Blood, sweat and viral marketing

Shit doesn’t happen. Shit takes time and effort.

I was recently in a meeting where co-founder of a next-big-thing-startup, when probed about marketing plans, said something to the line of we’ll do something viral so we don’t need to worry about marketing too much. Right. I’m in no means a viral marketing expert but this much I know: viral marketing does take time and effort.

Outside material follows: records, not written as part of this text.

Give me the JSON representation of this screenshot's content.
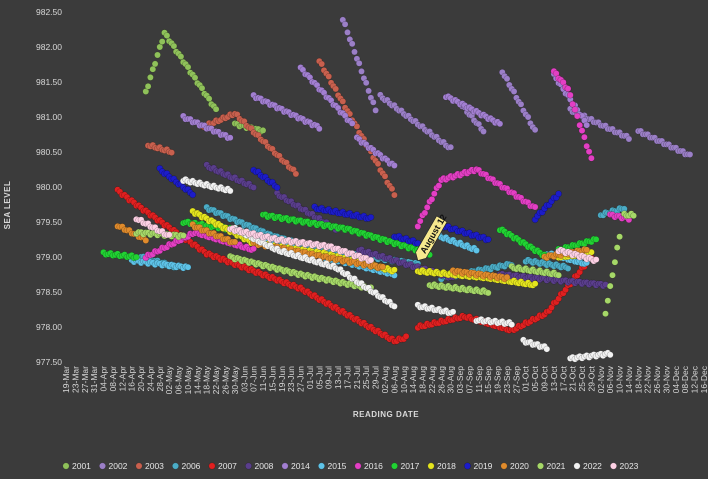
{
  "chart_data": {
    "type": "scatter",
    "title": "",
    "xlabel": "READING DATE",
    "ylabel": "SEA LEVEL",
    "ylim": [
      977.5,
      982.5
    ],
    "ytick_step": 0.5,
    "y_ticks": [
      "977.50",
      "978.00",
      "978.50",
      "979.00",
      "979.50",
      "980.00",
      "980.50",
      "981.00",
      "981.50",
      "982.00",
      "982.50"
    ],
    "x_ticks": [
      "19-Mar",
      "23-Mar",
      "27-Mar",
      "31-Mar",
      "04-Apr",
      "08-Apr",
      "12-Apr",
      "16-Apr",
      "20-Apr",
      "24-Apr",
      "28-Apr",
      "02-May",
      "06-May",
      "10-May",
      "14-May",
      "18-May",
      "22-May",
      "26-May",
      "30-May",
      "03-Jun",
      "07-Jun",
      "11-Jun",
      "15-Jun",
      "19-Jun",
      "23-Jun",
      "27-Jun",
      "01-Jul",
      "05-Jul",
      "09-Jul",
      "13-Jul",
      "17-Jul",
      "21-Jul",
      "25-Jul",
      "29-Jul",
      "02-Aug",
      "06-Aug",
      "10-Aug",
      "14-Aug",
      "18-Aug",
      "22-Aug",
      "26-Aug",
      "30-Aug",
      "03-Sep",
      "07-Sep",
      "11-Sep",
      "15-Sep",
      "19-Sep",
      "23-Sep",
      "27-Sep",
      "01-Oct",
      "05-Oct",
      "09-Oct",
      "13-Oct",
      "17-Oct",
      "21-Oct",
      "25-Oct",
      "29-Oct",
      "02-Nov",
      "06-Nov",
      "10-Nov",
      "14-Nov",
      "18-Nov",
      "22-Nov",
      "26-Nov",
      "30-Nov",
      "04-Dec",
      "08-Dec",
      "12-Dec",
      "16-Dec"
    ],
    "x_unit": "days since 19-Mar (tick every 4 days)",
    "grid": false,
    "legend_position": "bottom",
    "annotation": {
      "text": "August 12",
      "x": 150,
      "y": 978.95
    },
    "series": [
      {
        "name": "2001",
        "color": "#8fc15a",
        "segments": [
          [
            34,
            981.35,
            42,
            982.2
          ],
          [
            42,
            982.2,
            64,
            981.1
          ],
          [
            72,
            980.9,
            84,
            980.8
          ]
        ]
      },
      {
        "name": "2002",
        "color": "#9b7fc7",
        "segments": [
          [
            118,
            982.4,
            132,
            981.1
          ],
          [
            134,
            981.3,
            164,
            980.55
          ],
          [
            168,
            981.2,
            178,
            980.8
          ],
          [
            186,
            981.65,
            200,
            980.8
          ],
          [
            215,
            981.1,
            240,
            980.7
          ],
          [
            244,
            980.8,
            266,
            980.45
          ]
        ]
      },
      {
        "name": "2003",
        "color": "#c8604e",
        "segments": [
          [
            35,
            980.6,
            45,
            980.5
          ],
          [
            58,
            980.85,
            72,
            981.05
          ],
          [
            72,
            981.05,
            98,
            980.2
          ],
          [
            108,
            981.8,
            140,
            979.9
          ]
        ]
      },
      {
        "name": "2006",
        "color": "#4bacc6",
        "segments": [
          [
            32,
            979.0,
            48,
            978.85
          ],
          [
            60,
            979.7,
            88,
            979.3
          ],
          [
            88,
            979.3,
            110,
            979.1
          ],
          [
            110,
            979.1,
            150,
            978.9
          ],
          [
            160,
            978.7,
            190,
            978.9
          ],
          [
            196,
            978.95,
            214,
            978.85
          ],
          [
            228,
            979.6,
            238,
            979.7
          ]
        ]
      },
      {
        "name": "2007",
        "color": "#e02020",
        "segments": [
          [
            22,
            979.95,
            32,
            979.7
          ],
          [
            32,
            979.7,
            60,
            979.05
          ],
          [
            60,
            979.05,
            100,
            978.55
          ],
          [
            100,
            978.55,
            140,
            977.8
          ],
          [
            140,
            977.8,
            145,
            977.85
          ],
          [
            150,
            978.0,
            170,
            978.15
          ],
          [
            170,
            978.15,
            190,
            977.95
          ],
          [
            190,
            977.95,
            205,
            978.2
          ],
          [
            205,
            978.2,
            224,
            979.0
          ]
        ]
      },
      {
        "name": "2008",
        "color": "#5a3e8c",
        "segments": [
          [
            60,
            980.3,
            80,
            980.0
          ],
          [
            90,
            979.9,
            115,
            979.4
          ],
          [
            125,
            979.1,
            165,
            978.7
          ],
          [
            185,
            978.75,
            230,
            978.6
          ]
        ]
      },
      {
        "name": "2014",
        "color": "#a27fd1",
        "segments": [
          [
            50,
            981.0,
            70,
            980.7
          ],
          [
            80,
            981.3,
            108,
            980.85
          ],
          [
            100,
            981.7,
            122,
            980.9
          ],
          [
            124,
            980.7,
            140,
            980.3
          ],
          [
            162,
            981.3,
            185,
            980.9
          ],
          [
            208,
            981.6,
            222,
            980.9
          ]
        ]
      },
      {
        "name": "2015",
        "color": "#5ec3e8",
        "segments": [
          [
            28,
            978.95,
            52,
            978.85
          ],
          [
            72,
            979.4,
            100,
            979.1
          ],
          [
            110,
            979.0,
            140,
            978.75
          ],
          [
            155,
            979.35,
            175,
            979.1
          ],
          [
            205,
            979.05,
            222,
            978.9
          ]
        ]
      },
      {
        "name": "2016",
        "color": "#e33fc4",
        "segments": [
          [
            34,
            979.0,
            55,
            979.35
          ],
          [
            55,
            979.35,
            80,
            979.1
          ],
          [
            150,
            979.45,
            160,
            980.1
          ],
          [
            160,
            980.1,
            175,
            980.25
          ],
          [
            175,
            980.25,
            200,
            979.7
          ],
          [
            208,
            981.65,
            214,
            981.4
          ],
          [
            214,
            981.4,
            224,
            980.4
          ],
          [
            232,
            979.6,
            240,
            979.55
          ]
        ]
      },
      {
        "name": "2017",
        "color": "#21d233",
        "segments": [
          [
            16,
            979.05,
            30,
            979.0
          ],
          [
            50,
            979.5,
            70,
            979.4
          ],
          [
            84,
            979.6,
            120,
            979.4
          ],
          [
            120,
            979.4,
            155,
            979.05
          ],
          [
            185,
            979.4,
            205,
            979.0
          ],
          [
            210,
            979.1,
            226,
            979.25
          ]
        ]
      },
      {
        "name": "2018",
        "color": "#e5e51e",
        "segments": [
          [
            54,
            979.65,
            80,
            979.2
          ],
          [
            80,
            979.2,
            110,
            979.05
          ],
          [
            110,
            979.05,
            140,
            978.8
          ],
          [
            150,
            978.8,
            180,
            978.7
          ],
          [
            180,
            978.7,
            200,
            978.6
          ],
          [
            210,
            979.0,
            224,
            979.05
          ]
        ]
      },
      {
        "name": "2019",
        "color": "#1c1cc9",
        "segments": [
          [
            40,
            980.25,
            54,
            979.9
          ],
          [
            80,
            980.25,
            90,
            980.0
          ],
          [
            106,
            979.7,
            130,
            979.55
          ],
          [
            140,
            979.3,
            150,
            979.2
          ],
          [
            160,
            979.45,
            180,
            979.25
          ],
          [
            200,
            979.55,
            210,
            979.9
          ]
        ]
      },
      {
        "name": "2020",
        "color": "#e08b2c",
        "segments": [
          [
            22,
            979.45,
            34,
            979.25
          ],
          [
            54,
            979.45,
            72,
            979.2
          ],
          [
            80,
            979.2,
            110,
            979.0
          ],
          [
            110,
            979.0,
            135,
            978.85
          ],
          [
            165,
            978.8,
            188,
            978.7
          ],
          [
            204,
            979.0,
            222,
            979.1
          ]
        ]
      },
      {
        "name": "2021",
        "color": "#a6d868",
        "segments": [
          [
            30,
            979.35,
            50,
            979.3
          ],
          [
            70,
            979.0,
            100,
            978.75
          ],
          [
            100,
            978.75,
            130,
            978.55
          ],
          [
            155,
            978.6,
            180,
            978.5
          ],
          [
            190,
            978.85,
            210,
            978.75
          ],
          [
            230,
            978.2,
            236,
            979.3
          ],
          [
            238,
            979.6,
            242,
            979.6
          ]
        ]
      },
      {
        "name": "2022",
        "color": "#f2f2f2",
        "segments": [
          [
            50,
            980.1,
            70,
            979.95
          ],
          [
            72,
            979.4,
            90,
            979.1
          ],
          [
            90,
            979.1,
            115,
            978.85
          ],
          [
            115,
            978.85,
            140,
            978.3
          ],
          [
            150,
            978.3,
            165,
            978.2
          ],
          [
            175,
            978.1,
            190,
            978.05
          ],
          [
            195,
            977.8,
            205,
            977.7
          ],
          [
            215,
            977.55,
            232,
            977.62
          ]
        ]
      },
      {
        "name": "2023",
        "color": "#fdd0e4",
        "segments": [
          [
            30,
            979.55,
            44,
            979.3
          ],
          [
            70,
            979.4,
            90,
            979.25
          ],
          [
            90,
            979.25,
            112,
            979.15
          ],
          [
            112,
            979.15,
            130,
            978.95
          ],
          [
            210,
            979.1,
            226,
            978.95
          ]
        ]
      }
    ]
  }
}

There seems to be a widely spread misconception that viral marketing doesn’t cost anything and that if you do even tiny bit of it, customers will turn up on your door or website like zombies. In my view this is only true on four occasions. First, companies like Skype or Facebook whose product is so viral in nature that they seem to grow “just like that”. Second, brands like Apple or Obama that have such loyal followers that every step they take is echoed on blogs, social network profiles and T-shirts of fanboys across the world. Thirdly there are those whose idea is just so spot-on that no-one can refuse to pass it on to a friend. Blendtech’s Will it blend? campaign is a good example of that. And lastly, some just get lucky because a celebrity blogger somewhere happens to like it.
That leaves 99% of folks to make viral marketing happen with their sweat and/or marketing dollars. I’ve seen the behind the scenes of quite a few viral campaigns, and none of them have been super cheap or super easy to do. Take my recent task of generating blog coverage for Pledgehammer. I now know I have to do about a dozen units of work (this can be an email, blog comment or a guest blog post) to receive one unit of coverage. I’ve made north of 250 contacts to get about 20 people interested and writing about Pledgehammer. That’s good many evenings and weekends spent on creating “something viral”. (Luckily the weather has been rubbish). See here, here, here (got to love this one) or there for results, more links are available on Pledgehammer blog.
Long story short – viral marketing is a powerful thing, definitely worth some experiments, it just takes time and effort to work.